Model 12m point 12m 90% CI 24m point 24m 90% CI
GBM (geom drift −6.3%) ฿4.66 [฿2.47, ฿8.80] ฿4.07 [฿1.65, ฿9.99]
GBM (arith drift +0.73%) ฿5.00 [฿2.65, ฿9.43] ฿4.68 [฿1.90, ฿11.50]
Mean reversion (anchor ฿7.42) ฿6.12 [฿3.5, ฿10.7] ฿6.61 [฿3.2, ฿13.5]
Multi-factor regression n/a n/a
Naive EPS × P/E n/a n/a
Median of available ฿5.00 [~฿2.9, ~฿9.6] ฿4.68 [~฿2.2, ~฿11.7]

Tail-adjusted CI warning: κ = 8.4 implies real 5%/95% tails are roughly 20–30% wider than the Gaussian CIs above. Treat lower bounds as ~฿2.0 (12m) / ~฿1.3 (24m) for stress purposes.


7. Where models disagree and why

Disagreement Magnitude Driver
GBM-geom vs Mean-reversion at 24m ฿4.07 vs ฿6.61 (+62%) Drift sign: GBM extrapolates the 10y −6.3% CAGR forward; MR assumes price drifts back up toward longer-window mean. If energy-transition pressure on coal is structural, GBM is right; if cyclical, MR is right.
GBM-arith vs GBM-geom ฿5.00 vs ฿4.66 (12m) Pure arithmetic vs geometric mean of past returns. The 7.4 pp gap is the volatility drag (σ²/2). For a stock with 38.6% vol, this is huge — arithmetic drift over-states expected terminal value.
CI width 24m ±~140% range Vol of 38.6% over 2y compounds to σ√T = 54.6% log-vol → wide bands. Real bands wider given kurtosis 8.4.

The forecast is drift-dominated, not vol-dominated, in terms of point estimate disagreement. The disagreement IS the answer: with 38.6% annual vol and an ambiguous drift, signal-to-noise at 2y horizon is low.

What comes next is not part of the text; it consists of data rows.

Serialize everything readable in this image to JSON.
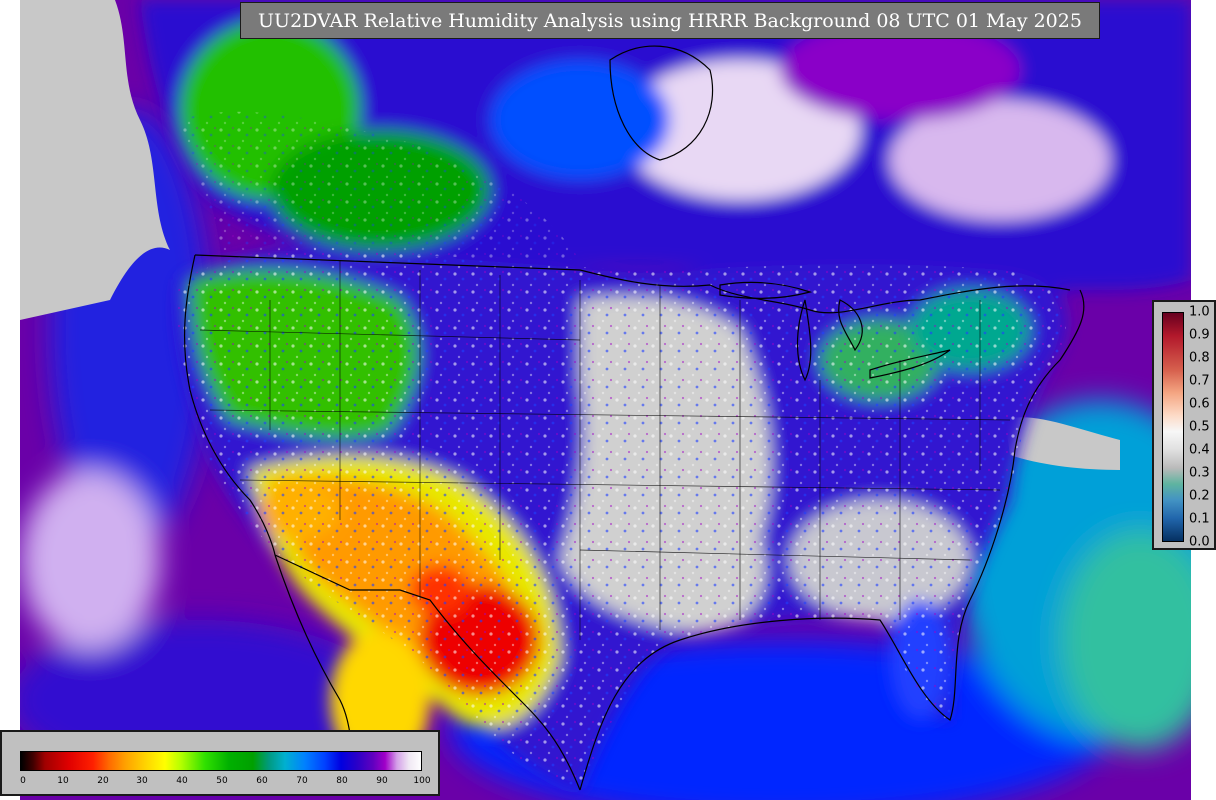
{
  "title": "UU2DVAR Relative Humidity Analysis using HRRR Background 08 UTC 01 May 2025",
  "map": {
    "variable": "Relative Humidity",
    "analysis": "UU2DVAR",
    "background": "HRRR",
    "valid_time": "08 UTC 01 May 2025",
    "region": "CONUS"
  },
  "rh_legend": {
    "ticks": [
      "0",
      "10",
      "20",
      "30",
      "40",
      "50",
      "60",
      "70",
      "80",
      "90",
      "100"
    ],
    "min": 0,
    "max": 100
  },
  "qc_legend": {
    "ticks": [
      "1.0",
      "0.9",
      "0.8",
      "0.7",
      "0.6",
      "0.5",
      "0.4",
      "0.3",
      "0.2",
      "0.1",
      "0.0"
    ],
    "min": 0.0,
    "max": 1.0
  },
  "colors": {
    "ocean_purple": "#6a00a8",
    "deep_blue": "#0000e0",
    "green": "#00b000",
    "dry_red": "#e00000",
    "orange": "#ffa000",
    "yellow": "#ffff00",
    "grey_undefined": "#c8c8c8",
    "panel_grey": "#c0c0c0",
    "title_grey": "#7a7a7a"
  }
}
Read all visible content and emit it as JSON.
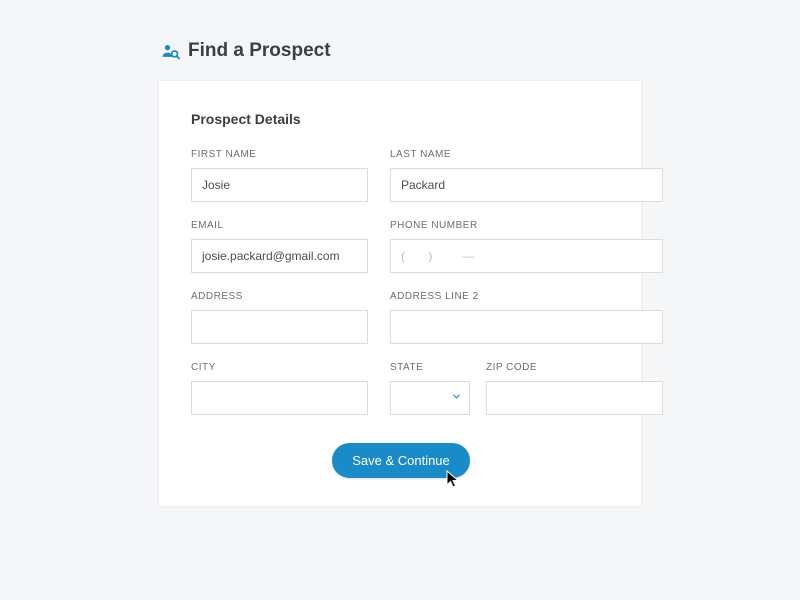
{
  "header": {
    "title": "Find a Prospect"
  },
  "card": {
    "section_title": "Prospect Details",
    "fields": {
      "first_name": {
        "label": "FIRST NAME",
        "value": "Josie"
      },
      "last_name": {
        "label": "LAST NAME",
        "value": "Packard"
      },
      "email": {
        "label": "EMAIL",
        "value": "josie.packard@gmail.com"
      },
      "phone": {
        "label": "PHONE NUMBER",
        "placeholder": "(       )         —"
      },
      "address": {
        "label": "ADDRESS",
        "value": ""
      },
      "address2": {
        "label": "ADDRESS LINE 2",
        "value": ""
      },
      "city": {
        "label": "CITY",
        "value": ""
      },
      "state": {
        "label": "STATE",
        "value": ""
      },
      "zip": {
        "label": "ZIP CODE",
        "value": ""
      }
    },
    "button": {
      "label": "Save & Continue"
    }
  },
  "colors": {
    "accent": "#1a8bc9"
  }
}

8. Confidence: LOW — and limits of this analysis

Confidence: L.

Limits: 1. Only 60 of 2,450 daily rows visible. All higher-moment, rolling, and regime statistics use the summary row's single-point estimates. No rolling vol, no regime dating, no Hurst, no variance ratio could be computed. 2. Zero factor data. SET, oil, gas, USD/THB, US10Y, China property — none in package. Beta and factor exposures fully absent. 3. Zero fundamentals. Per audit DO-NOT-FABRICATE list: no EPS, P/E, P/B, EV/EBITDA, ROE, book value, dividends, debt. No factor ranks (value/size/momentum/quality/yield) possible. Naive EPS×P/E model cannot be run. 4. Structural break risk not modelled: BANPU-BPP merger announced Oct 2025 (3 confirmed sources in package) is a corporate-structure change that may invalidate 10y stationarity assumptions. GBM and MR models implicitly assume the process generating 2016–2026 returns continues — this is likely violated. 5. Fat tails: κ = 8.4 means Gaussian CIs are too narrow. Reported intervals are lower bounds on uncertainty, not honest bounds. 6. Drift estimate fragility: μ̂ standard error over 10y ≈ σ/√10 = 12.2 pp. The −6.3% CAGR is statistically indistinguishable from zero (t ≈ −0.5). Direction of drift over 2y is essentially unknown from price data alone. 7. No survivorship/corporate-action audit beyond the April 2026 dividend adjustment noted by auditor.

Bottom line numerical takeaway: point estimate ฿4.7–฿6.1 in 12m, ฿4.1–฿6.6 in 24m, with honest 90% bands of roughly ฿2–฿10 at 12m and ฿1.5–฿12 at 24m. The bands are wider than the spread of model means — i.e. the noise dominates the signal at this horizon.